Antes de llegar a la casa de Nayat y Fathi todavía dejamos el coche otra vez al borde de la carretera y descendimos al fondo del valle junto al río. Avanzamos los tres en fila sin poder hablar por el fragor de la corriente que se precipitaba en torbellinos junto a nosotros repitiendo una y otra vez su propio eco y creando una atmósfera de humedad y frescor. En ambas márgenes, escondidas en una espesura de altísimos chopos y nogales, una retahíla de pasos, plataformas, puentes y terrazas de madera sobre el agua, bajo la penumbra recoleta de parras o toldos agarrados a los troncos de los árboles o de cubiertas de obra o de uralita, formaban un laberinto tan inextricable como las callejas de la ciudad antigua. Eran pequeños restaurantes, o tan sólo espacios con mesas bajo la parra y junto al río, escondidos todos en el interior de esa jungla espontánea y domesticada que se extiende umbrosa y húmeda a veinte kilómetros escasos de la capital.

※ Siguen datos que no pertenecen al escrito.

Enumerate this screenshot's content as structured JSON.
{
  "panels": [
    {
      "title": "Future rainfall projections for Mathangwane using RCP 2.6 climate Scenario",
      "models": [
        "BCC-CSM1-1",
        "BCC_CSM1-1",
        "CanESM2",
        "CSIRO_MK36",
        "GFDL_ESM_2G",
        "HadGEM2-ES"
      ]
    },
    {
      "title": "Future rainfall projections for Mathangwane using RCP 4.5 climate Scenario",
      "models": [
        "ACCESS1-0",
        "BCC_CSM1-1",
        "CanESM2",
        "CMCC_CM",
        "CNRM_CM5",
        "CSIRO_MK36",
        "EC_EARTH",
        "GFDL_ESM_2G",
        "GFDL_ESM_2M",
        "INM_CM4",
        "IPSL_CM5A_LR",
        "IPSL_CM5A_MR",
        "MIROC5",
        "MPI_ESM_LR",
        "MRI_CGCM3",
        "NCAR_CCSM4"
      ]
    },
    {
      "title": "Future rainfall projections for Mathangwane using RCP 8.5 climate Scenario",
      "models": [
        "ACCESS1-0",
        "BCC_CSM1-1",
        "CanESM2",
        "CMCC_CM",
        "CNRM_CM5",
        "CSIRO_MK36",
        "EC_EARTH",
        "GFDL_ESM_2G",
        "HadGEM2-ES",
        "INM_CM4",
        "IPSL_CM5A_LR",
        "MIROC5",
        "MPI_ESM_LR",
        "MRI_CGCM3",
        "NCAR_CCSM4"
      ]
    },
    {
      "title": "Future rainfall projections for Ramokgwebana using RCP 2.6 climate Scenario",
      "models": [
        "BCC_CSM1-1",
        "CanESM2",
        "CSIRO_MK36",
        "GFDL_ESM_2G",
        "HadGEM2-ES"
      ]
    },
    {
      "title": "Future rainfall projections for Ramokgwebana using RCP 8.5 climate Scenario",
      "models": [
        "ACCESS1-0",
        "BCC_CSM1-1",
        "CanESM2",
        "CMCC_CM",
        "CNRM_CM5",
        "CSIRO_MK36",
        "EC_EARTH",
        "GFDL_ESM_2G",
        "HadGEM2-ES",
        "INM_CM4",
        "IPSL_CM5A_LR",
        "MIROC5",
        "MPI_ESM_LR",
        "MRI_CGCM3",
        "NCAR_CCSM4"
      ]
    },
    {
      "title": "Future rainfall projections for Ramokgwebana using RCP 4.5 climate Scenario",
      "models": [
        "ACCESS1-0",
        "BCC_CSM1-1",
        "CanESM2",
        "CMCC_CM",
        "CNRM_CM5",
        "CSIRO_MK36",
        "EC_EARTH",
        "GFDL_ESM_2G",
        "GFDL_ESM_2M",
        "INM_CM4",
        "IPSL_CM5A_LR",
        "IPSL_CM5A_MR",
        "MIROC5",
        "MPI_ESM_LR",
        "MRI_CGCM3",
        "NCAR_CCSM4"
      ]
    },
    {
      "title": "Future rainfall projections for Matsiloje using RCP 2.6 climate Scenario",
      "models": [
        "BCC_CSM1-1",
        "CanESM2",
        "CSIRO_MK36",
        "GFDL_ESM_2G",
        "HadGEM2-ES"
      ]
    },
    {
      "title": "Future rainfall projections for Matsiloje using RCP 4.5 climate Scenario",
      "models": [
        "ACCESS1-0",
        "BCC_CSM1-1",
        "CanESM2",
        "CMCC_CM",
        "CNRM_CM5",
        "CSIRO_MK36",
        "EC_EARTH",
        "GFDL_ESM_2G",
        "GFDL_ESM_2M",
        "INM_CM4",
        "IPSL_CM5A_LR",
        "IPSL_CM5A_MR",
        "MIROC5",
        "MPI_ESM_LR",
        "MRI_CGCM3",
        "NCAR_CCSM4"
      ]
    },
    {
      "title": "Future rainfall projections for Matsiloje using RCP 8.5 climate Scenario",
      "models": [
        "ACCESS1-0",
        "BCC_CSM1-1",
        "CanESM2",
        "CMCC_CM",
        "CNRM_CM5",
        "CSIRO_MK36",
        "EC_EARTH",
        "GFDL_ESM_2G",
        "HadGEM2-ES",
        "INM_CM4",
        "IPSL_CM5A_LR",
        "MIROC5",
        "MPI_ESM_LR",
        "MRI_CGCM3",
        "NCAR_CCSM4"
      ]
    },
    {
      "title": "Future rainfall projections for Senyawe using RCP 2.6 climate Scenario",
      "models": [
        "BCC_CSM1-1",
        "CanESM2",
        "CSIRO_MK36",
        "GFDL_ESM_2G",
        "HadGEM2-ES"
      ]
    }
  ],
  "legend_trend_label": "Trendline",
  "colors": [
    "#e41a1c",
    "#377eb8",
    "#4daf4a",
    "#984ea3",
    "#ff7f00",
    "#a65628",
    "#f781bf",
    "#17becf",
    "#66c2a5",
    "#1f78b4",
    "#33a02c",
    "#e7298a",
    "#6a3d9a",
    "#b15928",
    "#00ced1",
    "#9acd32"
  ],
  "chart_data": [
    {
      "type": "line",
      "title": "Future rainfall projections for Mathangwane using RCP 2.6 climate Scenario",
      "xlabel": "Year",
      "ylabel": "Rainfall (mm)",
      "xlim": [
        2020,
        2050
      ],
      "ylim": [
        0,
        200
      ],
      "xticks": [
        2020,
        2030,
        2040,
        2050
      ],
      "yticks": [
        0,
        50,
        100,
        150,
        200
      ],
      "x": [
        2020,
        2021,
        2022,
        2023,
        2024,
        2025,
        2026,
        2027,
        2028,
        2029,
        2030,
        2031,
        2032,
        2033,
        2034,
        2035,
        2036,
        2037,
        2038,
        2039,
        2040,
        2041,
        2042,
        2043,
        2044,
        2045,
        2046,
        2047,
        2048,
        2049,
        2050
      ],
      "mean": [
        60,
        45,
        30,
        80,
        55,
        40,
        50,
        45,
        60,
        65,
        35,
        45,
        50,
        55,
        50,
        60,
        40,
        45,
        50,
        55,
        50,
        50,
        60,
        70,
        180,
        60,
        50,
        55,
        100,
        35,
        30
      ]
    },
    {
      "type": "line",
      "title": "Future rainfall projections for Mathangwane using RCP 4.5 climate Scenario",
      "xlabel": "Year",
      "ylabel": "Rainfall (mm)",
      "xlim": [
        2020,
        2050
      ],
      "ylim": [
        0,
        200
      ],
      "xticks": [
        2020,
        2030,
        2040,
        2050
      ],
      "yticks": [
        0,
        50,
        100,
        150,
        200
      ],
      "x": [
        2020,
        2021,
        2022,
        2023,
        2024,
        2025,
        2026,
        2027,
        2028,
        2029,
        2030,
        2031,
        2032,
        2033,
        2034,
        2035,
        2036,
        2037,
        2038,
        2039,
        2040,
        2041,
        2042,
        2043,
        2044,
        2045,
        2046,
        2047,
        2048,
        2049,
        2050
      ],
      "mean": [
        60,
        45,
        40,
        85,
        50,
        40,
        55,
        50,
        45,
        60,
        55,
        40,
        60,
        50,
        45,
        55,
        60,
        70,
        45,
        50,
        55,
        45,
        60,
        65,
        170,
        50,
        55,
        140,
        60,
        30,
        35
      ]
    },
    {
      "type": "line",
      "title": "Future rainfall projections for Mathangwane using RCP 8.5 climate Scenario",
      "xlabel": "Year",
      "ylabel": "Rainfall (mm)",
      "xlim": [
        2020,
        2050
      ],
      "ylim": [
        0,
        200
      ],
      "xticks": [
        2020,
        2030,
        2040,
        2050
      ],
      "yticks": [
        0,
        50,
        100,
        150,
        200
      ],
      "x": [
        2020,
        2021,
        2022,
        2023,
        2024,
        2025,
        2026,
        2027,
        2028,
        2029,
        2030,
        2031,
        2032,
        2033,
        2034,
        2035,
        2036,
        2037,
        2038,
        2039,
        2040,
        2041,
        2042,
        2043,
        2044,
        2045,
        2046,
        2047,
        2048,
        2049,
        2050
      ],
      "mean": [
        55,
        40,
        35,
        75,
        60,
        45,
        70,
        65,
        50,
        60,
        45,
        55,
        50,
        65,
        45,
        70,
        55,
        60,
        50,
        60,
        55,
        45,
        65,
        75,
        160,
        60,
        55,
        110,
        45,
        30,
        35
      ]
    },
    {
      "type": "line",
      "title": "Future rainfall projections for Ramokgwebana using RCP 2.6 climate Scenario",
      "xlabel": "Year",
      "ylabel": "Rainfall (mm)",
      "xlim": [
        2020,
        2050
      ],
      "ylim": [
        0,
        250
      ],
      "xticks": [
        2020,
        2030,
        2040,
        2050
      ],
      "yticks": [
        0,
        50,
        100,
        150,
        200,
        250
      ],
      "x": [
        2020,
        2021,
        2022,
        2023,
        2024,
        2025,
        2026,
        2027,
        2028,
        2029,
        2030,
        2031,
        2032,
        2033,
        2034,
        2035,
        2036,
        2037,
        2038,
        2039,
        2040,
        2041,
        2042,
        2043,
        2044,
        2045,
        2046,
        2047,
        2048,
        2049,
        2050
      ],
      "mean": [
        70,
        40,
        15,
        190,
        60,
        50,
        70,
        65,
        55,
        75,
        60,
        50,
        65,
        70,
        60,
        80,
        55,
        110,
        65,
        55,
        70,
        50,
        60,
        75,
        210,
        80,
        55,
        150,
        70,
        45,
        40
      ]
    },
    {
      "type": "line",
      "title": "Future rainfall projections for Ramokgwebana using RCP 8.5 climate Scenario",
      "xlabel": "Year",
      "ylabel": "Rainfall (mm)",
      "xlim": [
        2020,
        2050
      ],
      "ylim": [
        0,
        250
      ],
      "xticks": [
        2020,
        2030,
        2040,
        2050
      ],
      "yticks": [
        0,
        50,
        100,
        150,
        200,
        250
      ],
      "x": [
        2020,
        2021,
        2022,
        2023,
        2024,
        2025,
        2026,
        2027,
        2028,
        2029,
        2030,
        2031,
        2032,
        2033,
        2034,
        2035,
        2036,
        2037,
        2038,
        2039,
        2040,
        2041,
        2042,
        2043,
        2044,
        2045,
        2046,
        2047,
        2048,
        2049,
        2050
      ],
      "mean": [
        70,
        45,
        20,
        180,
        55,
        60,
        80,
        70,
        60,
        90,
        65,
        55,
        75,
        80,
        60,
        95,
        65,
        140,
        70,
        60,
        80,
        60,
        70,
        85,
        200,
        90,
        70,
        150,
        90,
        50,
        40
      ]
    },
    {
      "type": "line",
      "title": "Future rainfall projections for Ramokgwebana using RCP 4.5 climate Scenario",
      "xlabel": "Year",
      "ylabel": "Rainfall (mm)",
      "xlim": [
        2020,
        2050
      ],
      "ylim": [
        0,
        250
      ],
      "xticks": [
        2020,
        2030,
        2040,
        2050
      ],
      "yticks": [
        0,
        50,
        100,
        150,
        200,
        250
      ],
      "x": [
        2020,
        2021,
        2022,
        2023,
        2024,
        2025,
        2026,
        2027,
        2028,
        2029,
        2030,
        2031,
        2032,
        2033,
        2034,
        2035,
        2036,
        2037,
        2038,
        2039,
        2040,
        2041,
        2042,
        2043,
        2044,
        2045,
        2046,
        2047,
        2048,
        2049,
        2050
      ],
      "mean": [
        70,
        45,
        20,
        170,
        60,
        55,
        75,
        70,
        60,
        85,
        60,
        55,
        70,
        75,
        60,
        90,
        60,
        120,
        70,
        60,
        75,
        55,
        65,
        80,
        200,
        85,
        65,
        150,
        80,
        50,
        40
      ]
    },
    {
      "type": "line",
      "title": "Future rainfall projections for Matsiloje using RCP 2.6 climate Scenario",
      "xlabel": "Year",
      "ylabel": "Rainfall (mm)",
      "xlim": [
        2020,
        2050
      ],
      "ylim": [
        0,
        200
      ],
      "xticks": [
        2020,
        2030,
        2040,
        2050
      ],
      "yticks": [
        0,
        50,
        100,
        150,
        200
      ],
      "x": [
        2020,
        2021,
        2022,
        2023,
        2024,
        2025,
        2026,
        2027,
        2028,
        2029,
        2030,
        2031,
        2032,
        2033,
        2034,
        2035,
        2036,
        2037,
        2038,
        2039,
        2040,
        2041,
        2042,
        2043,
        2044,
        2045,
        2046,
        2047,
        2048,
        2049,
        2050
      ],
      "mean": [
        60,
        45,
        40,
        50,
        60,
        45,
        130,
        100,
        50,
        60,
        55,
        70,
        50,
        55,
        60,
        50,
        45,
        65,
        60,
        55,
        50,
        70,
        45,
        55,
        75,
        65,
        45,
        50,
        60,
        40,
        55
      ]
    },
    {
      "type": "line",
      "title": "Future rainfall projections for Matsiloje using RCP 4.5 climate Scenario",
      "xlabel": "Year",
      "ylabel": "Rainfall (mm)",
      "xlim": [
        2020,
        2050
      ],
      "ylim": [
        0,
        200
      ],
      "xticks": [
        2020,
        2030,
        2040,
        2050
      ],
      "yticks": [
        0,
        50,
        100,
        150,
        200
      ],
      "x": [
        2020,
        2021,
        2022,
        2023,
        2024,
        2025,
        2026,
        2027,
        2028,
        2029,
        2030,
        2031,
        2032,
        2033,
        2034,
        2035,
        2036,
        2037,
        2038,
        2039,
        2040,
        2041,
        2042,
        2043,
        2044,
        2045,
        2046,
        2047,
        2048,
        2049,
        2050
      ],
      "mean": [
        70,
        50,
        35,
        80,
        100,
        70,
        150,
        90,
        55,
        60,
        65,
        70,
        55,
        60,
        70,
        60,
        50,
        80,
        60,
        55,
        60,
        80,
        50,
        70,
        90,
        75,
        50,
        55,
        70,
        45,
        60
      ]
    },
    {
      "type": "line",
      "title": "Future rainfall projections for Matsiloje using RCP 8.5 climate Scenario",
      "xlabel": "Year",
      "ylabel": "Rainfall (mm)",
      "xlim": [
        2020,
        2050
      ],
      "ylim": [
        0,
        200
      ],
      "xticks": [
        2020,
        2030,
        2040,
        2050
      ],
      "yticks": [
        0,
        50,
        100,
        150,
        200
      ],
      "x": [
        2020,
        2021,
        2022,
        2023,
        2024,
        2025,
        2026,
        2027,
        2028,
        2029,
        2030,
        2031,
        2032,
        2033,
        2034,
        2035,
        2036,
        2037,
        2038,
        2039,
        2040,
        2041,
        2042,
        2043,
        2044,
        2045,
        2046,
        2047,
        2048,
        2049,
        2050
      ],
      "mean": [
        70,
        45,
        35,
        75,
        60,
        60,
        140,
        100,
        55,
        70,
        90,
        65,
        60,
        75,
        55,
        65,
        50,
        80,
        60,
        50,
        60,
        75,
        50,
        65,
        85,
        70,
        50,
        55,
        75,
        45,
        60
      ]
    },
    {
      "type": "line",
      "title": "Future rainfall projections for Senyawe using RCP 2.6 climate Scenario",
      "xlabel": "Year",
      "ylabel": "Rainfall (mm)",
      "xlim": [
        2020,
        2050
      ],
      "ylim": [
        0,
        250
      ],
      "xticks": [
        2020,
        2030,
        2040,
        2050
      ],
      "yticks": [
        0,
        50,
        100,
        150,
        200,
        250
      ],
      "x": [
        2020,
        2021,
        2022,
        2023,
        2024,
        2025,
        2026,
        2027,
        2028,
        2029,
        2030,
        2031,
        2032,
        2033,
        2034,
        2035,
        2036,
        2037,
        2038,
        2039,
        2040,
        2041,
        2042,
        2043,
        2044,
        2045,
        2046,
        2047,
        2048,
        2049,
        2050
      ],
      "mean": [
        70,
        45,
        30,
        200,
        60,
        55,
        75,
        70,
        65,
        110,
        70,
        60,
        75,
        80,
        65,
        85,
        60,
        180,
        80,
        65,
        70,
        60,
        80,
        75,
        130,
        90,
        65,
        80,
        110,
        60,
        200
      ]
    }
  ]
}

Nos detuvimos en la terraza más baja de un pequeño restaurante casi sobre el río.

– Sobre los dos ríos -me gritaba Fathi al oído señalando las dos corrientes.

Efectivamente, el Barada y el Fiji, cada uno de un color y una consistencia distintos, se unen en un esfuerzo brutal de ruido y furia incontenibles. El río resultante se precipita por su cauce entre el estruendo de sus propios estallidos y arrastra consigo ramas y hojas y piedras con las que tapizará y rellenará las márgenes de los remansos y las riberas cuando ya cerca de la ciudad alcance de nuevo la calma.